- Court: Court of Appeal of New Zealand
- Full case name: Alister Taylor v Margaret Lorraine Beere
- Decided: 19 March 1982
- Citation: [1982] 1 NZLR 81
- Transcript: High Court judgment

Court membership
- Judges sitting: Cooke P, Richardson J, Somers J

Keywords
- negligence, defamation, exemplary damages

= Taylor v Beere =

Taylor v Beere [1982] 1 NZLR 81 is a cited case in New Zealand regarding exemplary damages in tort

==Background==
Mrs Beere had one of her friends who was an amateur photographer take a photograph of her and her granddaughter in their home.

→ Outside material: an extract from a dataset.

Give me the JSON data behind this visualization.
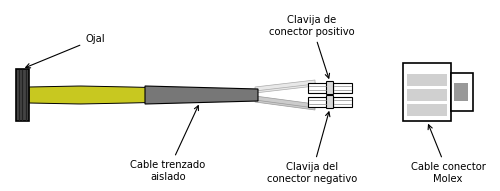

In 1972, Beere discovered that another friend, controversial publisher Alister Taylor, had obtained the negative, and was planning to print a guidebook for teenagers called "Down under the Plum Trees" about sex, alcohol and drug use featuring this photo.

Beere wrote to Taylor, demanding that her photo not be used in his book, but Taylor included this photo in the first 10,000 books.

Her photo featuring in such a book caused Beere embarrassment, as people thought she had agreed to be in the book.

As a result, Beere sued for defamation.

==Held==
Beere was awarded $12,500 in damages, which included an award for exemplary damages.